Carlos olhou no relógio e já eram cinco e quinze da manhã. “Quem poderia ser a essa hora?”, ficou pensando. Olhou no painel eletrônico e viu alguns homens de terno do lado de fora do portão. Carlos ficou apreensivo e apertou o interfone.

— Sim, quem é?

Um homem que estava mais à frente se aproximou do interfone.

— Viemos buscar nosso chefe.

Carlos se perguntou como eles sabiam que aquele homem estava ali, mas se lembrou de que ligou o celular na esperança de que alguém ligasse, o que poderia ter permitido que seguissem a localização.

Carlos não sabia se poderia confiar e abrir a porta. E se não fossem os homens dele? Se fossem os caras que atiraram nele? E se matassem ele ali? Um monte de perguntas passou por sua cabeça e ele teve um sobressalto quando ouviu uma voz forte e firme próximo ao seu ouvido.

— São meus homens.

Carlos se assustou e se virou rapidamente, encostando na parede próximo ao painel do interfone. Seus batimentos se aceleraram ao ver aquele homem de pé na sua frente e tão perto assim. O homem aproximou o rosto um pouco mais perto e olhou novamente o painel. Seu rosto agora estava bem perto de Carlos, que olhava ainda sem saber o que fazer.

O homem encarou Carlos bem de perto e voltou a falar.

— É, realmente são meus homens. Você poderia abrir o portão, por gentileza?

Carlos estava meio paralisado com aqueles olhos negros o encarando. Pigarreou a garganta, olhou para o outro lado e confirmou com a cabeça. Em seguida, se virou, e o homem se afastou um pouco, permitindo que ele mexesse no interfone.

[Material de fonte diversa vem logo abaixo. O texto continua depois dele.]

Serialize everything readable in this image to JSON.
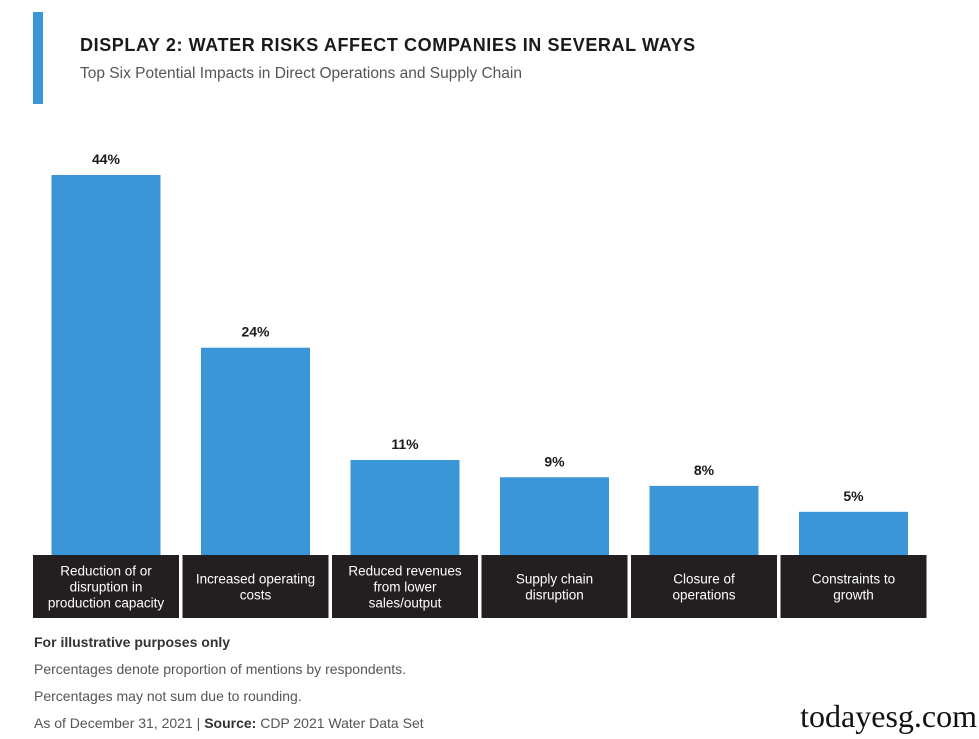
{
  "header": {
    "title": "DISPLAY 2: WATER RISKS AFFECT COMPANIES IN SEVERAL WAYS",
    "subtitle": "Top Six Potential Impacts in Direct Operations and Supply Chain"
  },
  "chart_data": {
    "type": "bar",
    "title": "DISPLAY 2: WATER RISKS AFFECT COMPANIES IN SEVERAL WAYS",
    "subtitle": "Top Six Potential Impacts in Direct Operations and Supply Chain",
    "categories": [
      [
        "Reduction of or",
        "disruption in",
        "production capacity"
      ],
      [
        "Increased operating",
        "costs"
      ],
      [
        "Reduced revenues",
        "from lower",
        "sales/output"
      ],
      [
        "Supply chain",
        "disruption"
      ],
      [
        "Closure of",
        "operations"
      ],
      [
        "Constraints to",
        "growth"
      ]
    ],
    "values": [
      44,
      24,
      11,
      9,
      8,
      5
    ],
    "value_labels": [
      "44%",
      "24%",
      "11%",
      "9%",
      "8%",
      "5%"
    ],
    "unit": "%",
    "xlabel": "",
    "ylabel": "",
    "ylim": [
      0,
      44
    ],
    "grid": false,
    "legend": "none",
    "colors": {
      "bar": "#3a96d6",
      "label_box": "#231f20",
      "accent": "#3a96d6"
    }
  },
  "footer": {
    "disclaimer": "For illustrative purposes only",
    "note1": "Percentages denote proportion of mentions by respondents.",
    "note2": "Percentages may not sum due to rounding.",
    "asof": "As of December 31, 2021 | ",
    "source_label": "Source:",
    "source_text": " CDP 2021 Water Data Set"
  },
  "watermark": "todayesg.com"
}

Carlos apertou um botão, e o portão se abriu. Ele retornou o olhar, encarando o homem diante de si. O homem se aproximou de Carlos, levando as duas mãos em seu roupão e puxando para fechar direito, tampando seu peito ainda exposto.

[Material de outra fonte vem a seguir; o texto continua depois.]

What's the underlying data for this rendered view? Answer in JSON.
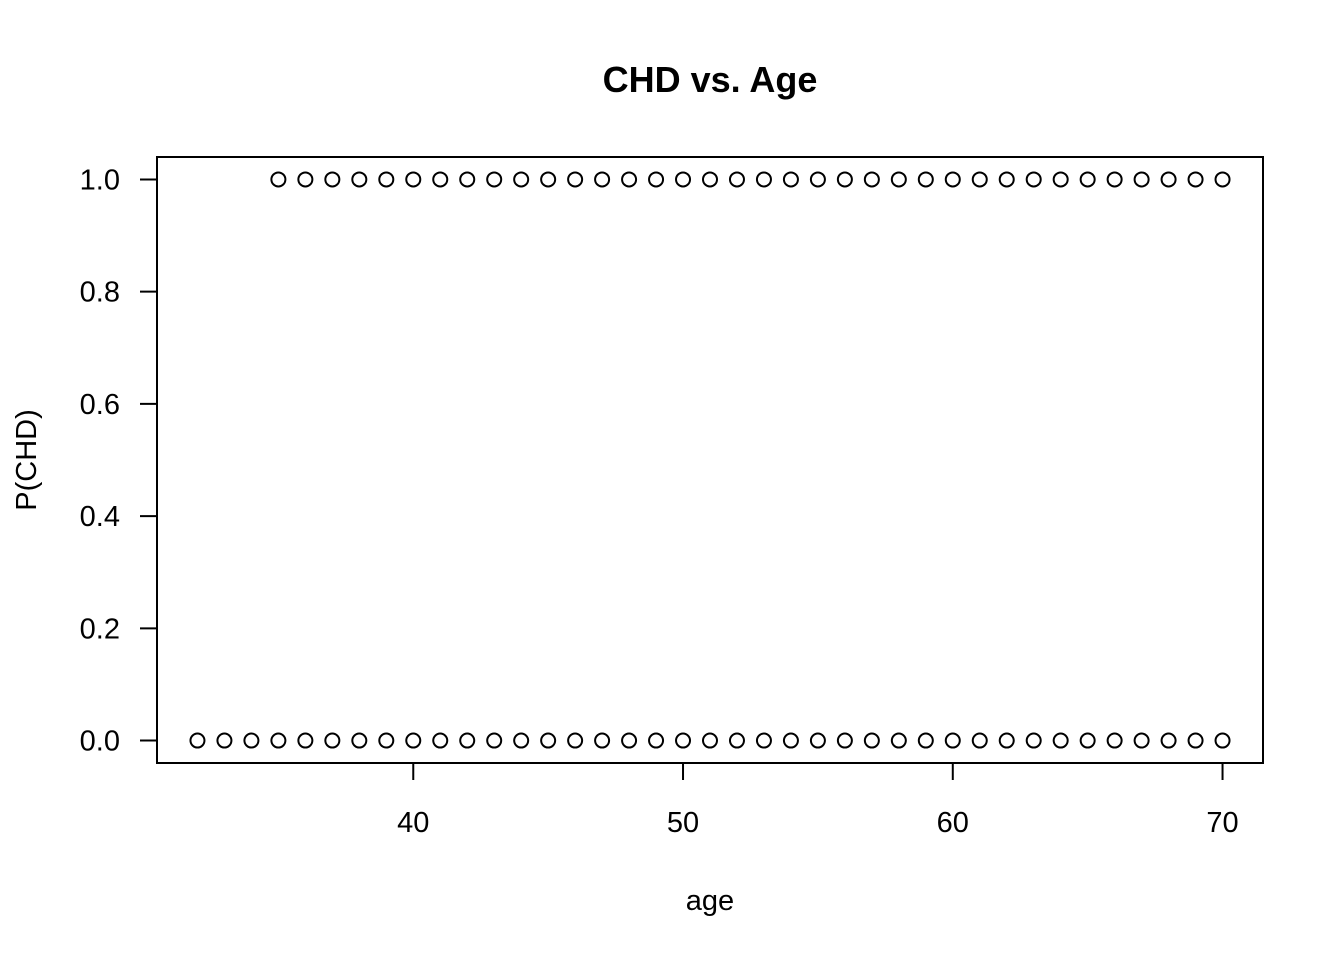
{
  "chart_data": {
    "type": "scatter",
    "title": "CHD vs. Age",
    "xlabel": "age",
    "ylabel": "P(CHD)",
    "xlim": [
      30.5,
      71.5
    ],
    "ylim": [
      -0.04,
      1.04
    ],
    "x_ticks": [
      40,
      50,
      60,
      70
    ],
    "x_tick_labels": [
      "40",
      "50",
      "60",
      "70"
    ],
    "y_ticks": [
      0.0,
      0.2,
      0.4,
      0.6,
      0.8,
      1.0
    ],
    "y_tick_labels": [
      "0.0",
      "0.2",
      "0.4",
      "0.6",
      "0.8",
      "1.0"
    ],
    "grid": false,
    "legend": "none",
    "marker": "open-circle",
    "marker_color": "#000000",
    "series": [
      {
        "points": [
          {
            "x": 32,
            "y": 0
          },
          {
            "x": 33,
            "y": 0
          },
          {
            "x": 34,
            "y": 0
          },
          {
            "x": 35,
            "y": 0
          },
          {
            "x": 36,
            "y": 0
          },
          {
            "x": 37,
            "y": 0
          },
          {
            "x": 38,
            "y": 0
          },
          {
            "x": 39,
            "y": 0
          },
          {
            "x": 40,
            "y": 0
          },
          {
            "x": 41,
            "y": 0
          },
          {
            "x": 42,
            "y": 0
          },
          {
            "x": 43,
            "y": 0
          },
          {
            "x": 44,
            "y": 0
          },
          {
            "x": 45,
            "y": 0
          },
          {
            "x": 46,
            "y": 0
          },
          {
            "x": 47,
            "y": 0
          },
          {
            "x": 48,
            "y": 0
          },
          {
            "x": 49,
            "y": 0
          },
          {
            "x": 50,
            "y": 0
          },
          {
            "x": 51,
            "y": 0
          },
          {
            "x": 52,
            "y": 0
          },
          {
            "x": 53,
            "y": 0
          },
          {
            "x": 54,
            "y": 0
          },
          {
            "x": 55,
            "y": 0
          },
          {
            "x": 56,
            "y": 0
          },
          {
            "x": 57,
            "y": 0
          },
          {
            "x": 58,
            "y": 0
          },
          {
            "x": 59,
            "y": 0
          },
          {
            "x": 60,
            "y": 0
          },
          {
            "x": 61,
            "y": 0
          },
          {
            "x": 62,
            "y": 0
          },
          {
            "x": 63,
            "y": 0
          },
          {
            "x": 64,
            "y": 0
          },
          {
            "x": 65,
            "y": 0
          },
          {
            "x": 66,
            "y": 0
          },
          {
            "x": 67,
            "y": 0
          },
          {
            "x": 68,
            "y": 0
          },
          {
            "x": 69,
            "y": 0
          },
          {
            "x": 70,
            "y": 0
          },
          {
            "x": 35,
            "y": 1
          },
          {
            "x": 36,
            "y": 1
          },
          {
            "x": 37,
            "y": 1
          },
          {
            "x": 38,
            "y": 1
          },
          {
            "x": 39,
            "y": 1
          },
          {
            "x": 40,
            "y": 1
          },
          {
            "x": 41,
            "y": 1
          },
          {
            "x": 42,
            "y": 1
          },
          {
            "x": 43,
            "y": 1
          },
          {
            "x": 44,
            "y": 1
          },
          {
            "x": 45,
            "y": 1
          },
          {
            "x": 46,
            "y": 1
          },
          {
            "x": 47,
            "y": 1
          },
          {
            "x": 48,
            "y": 1
          },
          {
            "x": 49,
            "y": 1
          },
          {
            "x": 50,
            "y": 1
          },
          {
            "x": 51,
            "y": 1
          },
          {
            "x": 52,
            "y": 1
          },
          {
            "x": 53,
            "y": 1
          },
          {
            "x": 54,
            "y": 1
          },
          {
            "x": 55,
            "y": 1
          },
          {
            "x": 56,
            "y": 1
          },
          {
            "x": 57,
            "y": 1
          },
          {
            "x": 58,
            "y": 1
          },
          {
            "x": 59,
            "y": 1
          },
          {
            "x": 60,
            "y": 1
          },
          {
            "x": 61,
            "y": 1
          },
          {
            "x": 62,
            "y": 1
          },
          {
            "x": 63,
            "y": 1
          },
          {
            "x": 64,
            "y": 1
          },
          {
            "x": 65,
            "y": 1
          },
          {
            "x": 66,
            "y": 1
          },
          {
            "x": 67,
            "y": 1
          },
          {
            "x": 68,
            "y": 1
          },
          {
            "x": 69,
            "y": 1
          },
          {
            "x": 70,
            "y": 1
          }
        ]
      }
    ]
  }
}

Enquanto arrumava, fez questão de deixar seu dedo encostar na pele macia ali, sendo tampada. Carlos teve um pequeno tremor ao sentir o dedo do outro deslizando por sua pele. Ele o encarou novamente e o homem à sua frente devolveu a encarada, sorrindo de lado, e falou.

— Não quero que meus homens vejam você assim. Esse foi um deslumbre somente meu.

Carlos o olhou ainda mais incrédulo com o que acabou de ouvir.